Personal Finance: Muni Bonds Can Cost More to Trade Than Stocks
By AARON LUCCHETTI
Wall Street Journal, February 12, 2004
Staff Reporter of THE WALL STREET JOURNAL
The Wall Street Journal via Dow Jones
Municipal-bond investors pay significantly more to buy and sell their
securities than stock investors do, according to a new study by two
Securities
and Exchange Commission economists.
The study, presented yesterday by SEC Chief Economist Lawrence Harris at a
conference in Ottawa, Canada, showed that individual investors trading
tax-advantaged municipal bonds pay an "effective spread" of 2% of the
securities' price.
That spread -- the difference between the price at which investors are
buying
and selling the same security -- is only about 1% for large municipal-bond
trades and even lower for trades in the stock market, Mr. Harris argues.
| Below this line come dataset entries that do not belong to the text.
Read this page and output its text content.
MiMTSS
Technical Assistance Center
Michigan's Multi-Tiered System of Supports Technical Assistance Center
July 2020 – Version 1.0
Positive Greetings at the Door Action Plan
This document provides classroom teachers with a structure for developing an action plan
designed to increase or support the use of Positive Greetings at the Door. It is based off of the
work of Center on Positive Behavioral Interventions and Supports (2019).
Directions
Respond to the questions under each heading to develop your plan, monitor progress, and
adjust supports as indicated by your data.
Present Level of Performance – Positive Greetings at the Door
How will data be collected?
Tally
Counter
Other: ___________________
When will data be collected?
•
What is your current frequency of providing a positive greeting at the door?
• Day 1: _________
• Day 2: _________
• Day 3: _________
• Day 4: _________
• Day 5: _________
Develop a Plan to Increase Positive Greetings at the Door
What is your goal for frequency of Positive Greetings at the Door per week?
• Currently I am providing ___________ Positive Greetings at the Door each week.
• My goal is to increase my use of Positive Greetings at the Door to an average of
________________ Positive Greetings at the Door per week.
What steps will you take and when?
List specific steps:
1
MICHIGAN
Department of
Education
"Municipal bonds are expensive" for individual investors to trade,
according
to the study, written by Mr. Harris and Michael Piwowar. Mr. Harris is on
leave
from his job as a finance professor at the University of Southern
California,
and Mr. Piwowar is on a temporary leave from Iowa State University.
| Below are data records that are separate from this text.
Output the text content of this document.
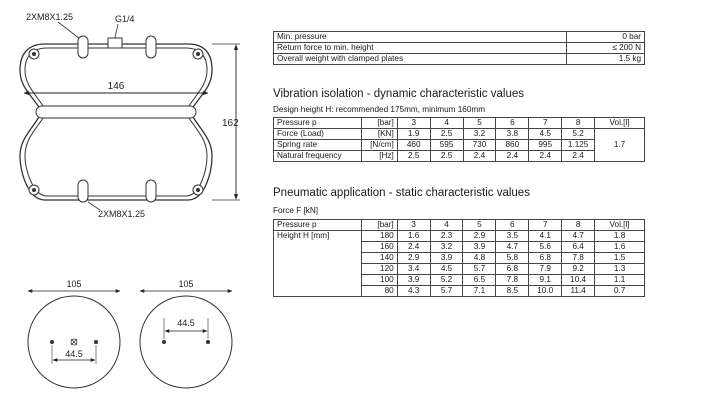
2XM8X1.25	G1/4
146
162
2XM8X1.25
105
44.5
105
44.5
Min. pressure	0 bar
Return force to min. height	≤ 200 N
Overall weight with clamped plates	1.5 kg
Vibration isolation - dynamic characteristic values
Design height H: recommended 175mm, minimum 160mm
Pressure p	[bar]	3	4	5	6	7	8	Vol.[l]
Force (Load)	[KN]	1.9	2.5	3.2	3.8	4.5	5.2	1.7
Spring rate	[N/cm]	460	595	730	860	995	1.125	
Natural frequency	[Hz]	2.5	2.5	2.4	2.4	2.4	2.4	
Pneumatic application - static characteristic values
Force F [kN]
Pressure p	[bar]	3	4	5	6	7	8	Vol.[l]
Height H [mm]	180	1.6	2.3	2.9	3.5	4.1	4.7	1.8
	160	2.4	3.2	3.9	4.7	5.6	6.4	1.6
	140	2.9	3.9	4.8	5.8	6.8	7.8	1.5
	120	3.4	4.5	5.7	6.8	7.9	9.2	1.3
	100	3.9	5.2	6.5	7.8	9.1	10.4	1.1
	80	4.3	5.7	7.1	8.5	10.0	11.4	0.7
The new findings come amid heightened scrutiny of the $1.9 trillion
municipal-bond market. The SEC and National Association of Securities
Dealers
are investigating wide price swings and potentially large dealer markups in
the
bond market. And this week, the Municipal Securities Rulemaking Board is
considering new rules to enhance transparency. About two-thirds of municipal
bonds are owned by individuals directly or through municipal-bond mutual
funds.
The study looked at a sample of 167,000 U.S. municipal bonds from November
1999 through October 2000. The study showed that it's relatively more
expensive
to trade bonds in smaller amounts than it is in larger amounts, the opposite
of
the relationship in the stock market.
The Bond Market Association said it welcomed the study, but found flaws in
its
results. "Since the study was conducted, a number of significant steps to
increase transparency have been taken," the trade group for bond dealers
said in
a statement. The group suggested that the trading costs might have been
lower if
data had been collected more recently, because more muni-bond prices are
being
reported these days. The BMA also took issue with the comparison of bond and
stock trading, arguing that the bond market is more complex and has far more
issues that don't trade often.
The study traces the high cost of buying and selling municipal bonds to
the
increasing complexity of bond deals and the scarcity of real-time
information
available to investors. While stock investors are accustomed to seeing
current
prices, and government and corporate bond investors usually can find
relatively
current price data, municipal-bond investors rely on data from the previous
day
supplied by the MSRB.
If new rules are approved when the MSRB meets this week, public pricing
information for most municipal bonds starting next year will be posted
within 15
minutes of a trade. "We expect that ongoing regulatory initiatives to
increase
transparency in the municipal-bond market" will lead to improvements that
will
help individual investors, the study says.
"Large institutional traders generally have a good sense of the values of
municipal bonds, whereas small traders do not," the authors wrote.